Hi,
having looked at every single CombineFn and Aggregator in Crunch's
code base and in light of CRUNCH-106 [1], I wonder if we could make
things even easier to use. How about changing the Aggregator interface
to this:
public interface Aggregator<T> extends Serializable {
void initialize(Configuration conf);
Iterable<T> aggregate(Iterable<T> values);
}
This would make writing anonymous inner classes for combineValues()
much easier and shorter. Implementations could still keep a buffer
between calls to aggregate() if they want to optimize memory
management.
Is there anything I'm overlooking?
Regards,
Matthias
[1] https://issues.apache.org/jira/browse/CRUNCH-106
On Friday, 2012-11-02, Matthias Friedrich wrote:
> Hi,
>
> in our last discussion on refactoring we agreed (I think) to clean
> up CombineFn and move implementations to .fn.CombineFns. While playing
> with the API, I noticed that it's harder than necessary to get your
> generics in line. Example:
>
> PGroupedTable<String, Integer> table = /* ... */;
> table.combineValues(CombineFn.<String>SUM_INTS());
>
> You need to specify the String type or you get a compilation error.

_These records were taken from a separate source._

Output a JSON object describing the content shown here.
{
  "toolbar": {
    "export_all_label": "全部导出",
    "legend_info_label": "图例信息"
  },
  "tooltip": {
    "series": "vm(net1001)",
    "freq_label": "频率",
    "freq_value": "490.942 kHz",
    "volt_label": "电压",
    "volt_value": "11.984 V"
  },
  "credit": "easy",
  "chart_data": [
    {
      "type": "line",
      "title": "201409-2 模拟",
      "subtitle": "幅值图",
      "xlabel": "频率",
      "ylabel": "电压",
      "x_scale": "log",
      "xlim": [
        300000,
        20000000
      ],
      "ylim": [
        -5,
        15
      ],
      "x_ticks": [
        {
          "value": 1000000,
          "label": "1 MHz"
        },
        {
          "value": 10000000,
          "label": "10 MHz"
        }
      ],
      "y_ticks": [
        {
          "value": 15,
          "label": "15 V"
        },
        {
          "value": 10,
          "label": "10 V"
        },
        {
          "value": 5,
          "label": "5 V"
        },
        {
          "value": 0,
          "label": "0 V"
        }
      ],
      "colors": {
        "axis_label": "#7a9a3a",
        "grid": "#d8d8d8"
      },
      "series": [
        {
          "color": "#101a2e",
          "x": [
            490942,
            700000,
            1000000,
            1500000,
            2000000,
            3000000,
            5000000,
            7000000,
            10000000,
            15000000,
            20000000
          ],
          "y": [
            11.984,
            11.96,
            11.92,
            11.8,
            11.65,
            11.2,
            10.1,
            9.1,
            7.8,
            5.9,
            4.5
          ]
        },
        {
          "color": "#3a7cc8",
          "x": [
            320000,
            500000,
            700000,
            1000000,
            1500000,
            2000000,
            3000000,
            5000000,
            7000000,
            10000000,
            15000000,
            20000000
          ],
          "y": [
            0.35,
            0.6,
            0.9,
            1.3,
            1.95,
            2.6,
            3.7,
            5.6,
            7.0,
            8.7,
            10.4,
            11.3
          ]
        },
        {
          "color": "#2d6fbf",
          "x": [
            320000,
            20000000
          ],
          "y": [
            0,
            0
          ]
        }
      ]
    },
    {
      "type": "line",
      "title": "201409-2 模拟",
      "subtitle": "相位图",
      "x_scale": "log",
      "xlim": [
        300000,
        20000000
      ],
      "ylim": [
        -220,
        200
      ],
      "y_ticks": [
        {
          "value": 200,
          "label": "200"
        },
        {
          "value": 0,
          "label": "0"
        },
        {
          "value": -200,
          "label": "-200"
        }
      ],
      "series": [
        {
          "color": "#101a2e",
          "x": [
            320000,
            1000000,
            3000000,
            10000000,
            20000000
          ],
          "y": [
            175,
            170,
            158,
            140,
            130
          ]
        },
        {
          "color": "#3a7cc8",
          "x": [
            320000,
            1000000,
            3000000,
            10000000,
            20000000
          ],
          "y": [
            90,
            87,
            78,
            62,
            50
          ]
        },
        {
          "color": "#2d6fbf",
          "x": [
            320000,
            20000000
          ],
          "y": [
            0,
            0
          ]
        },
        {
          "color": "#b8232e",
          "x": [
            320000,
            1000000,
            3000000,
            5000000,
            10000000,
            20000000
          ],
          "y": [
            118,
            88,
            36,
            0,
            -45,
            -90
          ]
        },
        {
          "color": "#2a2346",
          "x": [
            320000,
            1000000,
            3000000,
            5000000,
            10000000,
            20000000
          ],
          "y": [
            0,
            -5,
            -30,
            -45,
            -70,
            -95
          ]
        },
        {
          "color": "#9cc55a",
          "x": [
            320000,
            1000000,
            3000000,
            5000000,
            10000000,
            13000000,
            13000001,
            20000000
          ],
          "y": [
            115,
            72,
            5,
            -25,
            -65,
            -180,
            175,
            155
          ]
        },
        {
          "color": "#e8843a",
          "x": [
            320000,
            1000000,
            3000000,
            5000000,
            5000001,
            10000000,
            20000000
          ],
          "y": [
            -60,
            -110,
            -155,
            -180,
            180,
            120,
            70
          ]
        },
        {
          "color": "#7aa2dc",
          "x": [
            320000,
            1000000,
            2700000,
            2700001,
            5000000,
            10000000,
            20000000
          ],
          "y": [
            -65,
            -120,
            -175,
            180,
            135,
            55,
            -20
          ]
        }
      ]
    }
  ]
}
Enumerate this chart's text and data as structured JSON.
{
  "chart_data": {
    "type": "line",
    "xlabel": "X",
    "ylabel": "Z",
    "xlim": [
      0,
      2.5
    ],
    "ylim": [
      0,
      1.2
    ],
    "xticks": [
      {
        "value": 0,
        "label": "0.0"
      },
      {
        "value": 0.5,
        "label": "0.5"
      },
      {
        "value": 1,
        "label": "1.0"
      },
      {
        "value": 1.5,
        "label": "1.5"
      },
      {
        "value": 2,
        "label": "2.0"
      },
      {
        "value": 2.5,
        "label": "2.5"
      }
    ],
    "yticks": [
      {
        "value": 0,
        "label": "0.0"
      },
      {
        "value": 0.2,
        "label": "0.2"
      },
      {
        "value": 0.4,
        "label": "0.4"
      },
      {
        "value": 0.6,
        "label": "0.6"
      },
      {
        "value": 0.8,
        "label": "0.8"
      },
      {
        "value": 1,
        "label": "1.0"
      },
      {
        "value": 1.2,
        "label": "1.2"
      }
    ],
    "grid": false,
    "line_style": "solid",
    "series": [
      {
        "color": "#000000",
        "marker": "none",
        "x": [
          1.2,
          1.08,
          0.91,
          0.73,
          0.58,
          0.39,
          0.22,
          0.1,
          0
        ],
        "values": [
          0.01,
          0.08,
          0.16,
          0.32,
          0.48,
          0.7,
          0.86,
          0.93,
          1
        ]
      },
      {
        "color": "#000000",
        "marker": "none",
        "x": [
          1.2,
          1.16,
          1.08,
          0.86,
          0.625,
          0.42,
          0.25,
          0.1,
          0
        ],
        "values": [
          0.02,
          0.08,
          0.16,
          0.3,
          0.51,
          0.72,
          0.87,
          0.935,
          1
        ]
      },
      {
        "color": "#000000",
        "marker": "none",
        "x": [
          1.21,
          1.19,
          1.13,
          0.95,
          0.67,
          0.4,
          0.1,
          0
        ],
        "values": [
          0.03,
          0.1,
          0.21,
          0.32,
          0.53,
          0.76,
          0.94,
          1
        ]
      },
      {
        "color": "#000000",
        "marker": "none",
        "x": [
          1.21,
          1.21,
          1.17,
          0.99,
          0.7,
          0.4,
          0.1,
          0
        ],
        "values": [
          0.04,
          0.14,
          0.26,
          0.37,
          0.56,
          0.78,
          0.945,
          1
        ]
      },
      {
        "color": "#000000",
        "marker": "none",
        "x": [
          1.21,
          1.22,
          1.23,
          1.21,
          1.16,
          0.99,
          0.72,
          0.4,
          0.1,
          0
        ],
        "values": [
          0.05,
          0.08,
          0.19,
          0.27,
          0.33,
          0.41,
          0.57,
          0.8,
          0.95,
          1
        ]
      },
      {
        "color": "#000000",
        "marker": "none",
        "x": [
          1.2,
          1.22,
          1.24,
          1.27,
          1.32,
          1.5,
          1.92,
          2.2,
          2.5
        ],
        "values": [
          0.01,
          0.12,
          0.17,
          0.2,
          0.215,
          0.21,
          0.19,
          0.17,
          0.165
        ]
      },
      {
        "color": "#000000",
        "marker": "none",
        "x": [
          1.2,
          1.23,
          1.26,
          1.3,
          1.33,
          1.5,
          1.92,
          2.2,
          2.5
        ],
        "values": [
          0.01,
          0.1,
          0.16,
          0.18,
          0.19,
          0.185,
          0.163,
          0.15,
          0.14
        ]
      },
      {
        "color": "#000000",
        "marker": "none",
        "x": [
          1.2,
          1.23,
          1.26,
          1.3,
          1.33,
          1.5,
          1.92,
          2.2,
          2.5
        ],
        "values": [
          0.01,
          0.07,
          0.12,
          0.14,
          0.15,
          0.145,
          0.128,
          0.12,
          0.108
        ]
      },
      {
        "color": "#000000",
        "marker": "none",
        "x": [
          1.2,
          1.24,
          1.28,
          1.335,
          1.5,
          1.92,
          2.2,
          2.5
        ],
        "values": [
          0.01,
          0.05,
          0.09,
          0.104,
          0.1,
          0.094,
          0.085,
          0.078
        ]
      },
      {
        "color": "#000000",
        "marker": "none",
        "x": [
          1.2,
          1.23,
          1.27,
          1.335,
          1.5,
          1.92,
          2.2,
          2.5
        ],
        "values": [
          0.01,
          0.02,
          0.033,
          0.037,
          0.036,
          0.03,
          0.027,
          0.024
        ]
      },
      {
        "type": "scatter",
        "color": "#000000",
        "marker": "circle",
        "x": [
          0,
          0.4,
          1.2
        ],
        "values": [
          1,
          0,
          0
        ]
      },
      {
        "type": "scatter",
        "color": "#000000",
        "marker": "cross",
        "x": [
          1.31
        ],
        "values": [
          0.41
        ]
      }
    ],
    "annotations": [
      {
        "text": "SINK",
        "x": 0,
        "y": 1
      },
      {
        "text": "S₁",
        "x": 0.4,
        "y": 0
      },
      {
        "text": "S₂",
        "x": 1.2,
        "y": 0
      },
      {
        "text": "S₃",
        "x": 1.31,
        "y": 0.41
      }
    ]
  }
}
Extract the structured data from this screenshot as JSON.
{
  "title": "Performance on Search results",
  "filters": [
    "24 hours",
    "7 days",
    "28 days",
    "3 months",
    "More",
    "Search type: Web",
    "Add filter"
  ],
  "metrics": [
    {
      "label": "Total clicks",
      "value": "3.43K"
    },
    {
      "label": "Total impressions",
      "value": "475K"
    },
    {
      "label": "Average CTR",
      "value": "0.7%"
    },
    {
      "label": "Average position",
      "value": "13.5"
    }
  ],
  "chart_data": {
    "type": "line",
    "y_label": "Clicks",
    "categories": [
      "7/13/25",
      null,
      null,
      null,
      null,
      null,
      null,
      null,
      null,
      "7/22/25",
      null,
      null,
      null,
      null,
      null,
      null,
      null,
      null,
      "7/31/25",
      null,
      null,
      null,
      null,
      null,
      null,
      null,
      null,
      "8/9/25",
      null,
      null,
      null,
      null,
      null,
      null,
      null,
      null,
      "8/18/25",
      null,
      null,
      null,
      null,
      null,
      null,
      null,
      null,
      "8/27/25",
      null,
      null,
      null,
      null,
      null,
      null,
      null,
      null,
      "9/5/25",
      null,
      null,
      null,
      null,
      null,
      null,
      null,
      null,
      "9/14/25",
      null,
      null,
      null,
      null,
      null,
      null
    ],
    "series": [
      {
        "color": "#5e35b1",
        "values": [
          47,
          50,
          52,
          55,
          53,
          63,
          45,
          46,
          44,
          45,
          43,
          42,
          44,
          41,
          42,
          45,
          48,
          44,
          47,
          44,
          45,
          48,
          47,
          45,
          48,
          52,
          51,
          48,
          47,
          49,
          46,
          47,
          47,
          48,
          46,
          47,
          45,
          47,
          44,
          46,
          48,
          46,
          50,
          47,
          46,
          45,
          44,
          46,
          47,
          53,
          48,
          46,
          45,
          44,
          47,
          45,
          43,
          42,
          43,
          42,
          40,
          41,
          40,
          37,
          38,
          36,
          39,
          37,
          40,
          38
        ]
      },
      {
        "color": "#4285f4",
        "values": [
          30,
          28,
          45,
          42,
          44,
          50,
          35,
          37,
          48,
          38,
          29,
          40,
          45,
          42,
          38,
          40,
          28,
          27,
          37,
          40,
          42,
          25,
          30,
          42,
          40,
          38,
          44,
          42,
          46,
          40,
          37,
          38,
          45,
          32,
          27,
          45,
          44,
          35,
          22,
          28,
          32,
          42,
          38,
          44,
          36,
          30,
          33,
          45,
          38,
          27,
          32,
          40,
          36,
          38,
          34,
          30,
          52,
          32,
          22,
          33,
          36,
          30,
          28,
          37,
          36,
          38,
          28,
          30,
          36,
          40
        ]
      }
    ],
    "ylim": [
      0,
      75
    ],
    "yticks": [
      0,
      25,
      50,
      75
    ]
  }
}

> This leaks an implementation detail that isn't obvious to users; you
> need to know how CombineFn works to know that you have to specify the
> key type. And it's just plain ugly.
>
> How about using Aggregator more prominently by adding a
> combineValues(Aggregator<V> a) method to PGroupedTable? We could
> simplify the code and make it easier to understand:
>
> PGroupedTable<String, Integer> table = /* ... */;
> table.combineValues(Aggregators.SUM_INTS());
>
> Writing custom aggregations would be easier, too, as you don't need to
> decorate your aggregator with AggregatorCombineFn yourself anymore. We
> could go even further and remove combineValues(CombineFn), because it
> doesn't add much value anymore. If you need maximum flexibility (that
> is, your aggregation depends on the table's key somehow), you can
> still use parallelDo() with CombineFn directly. I don't think that's
> a common use case though.
>
> Here's what I propose:
>
> 1) Leave CombineFn and Aggregator in base
> 2) Remove all static factories (SUM_INTS etc.) from CombineFn
> 3) Create an Aggregators class in .fn with static factories
> for everything removed from CombineFn
> 4) Make the implementation classes private, they just take up
> lots of space in javaodcs
> 5) Bonus: Remove combineValues(CombineFn)
>
> One thing I don't understand: Is there really a need for
> AggregatorFactory? Am I overlooking something? It's not like we have
> to create Aggregator instances for each key -- that's what
> Aggregator.reset() is for.
>
> Regards,
> Matthias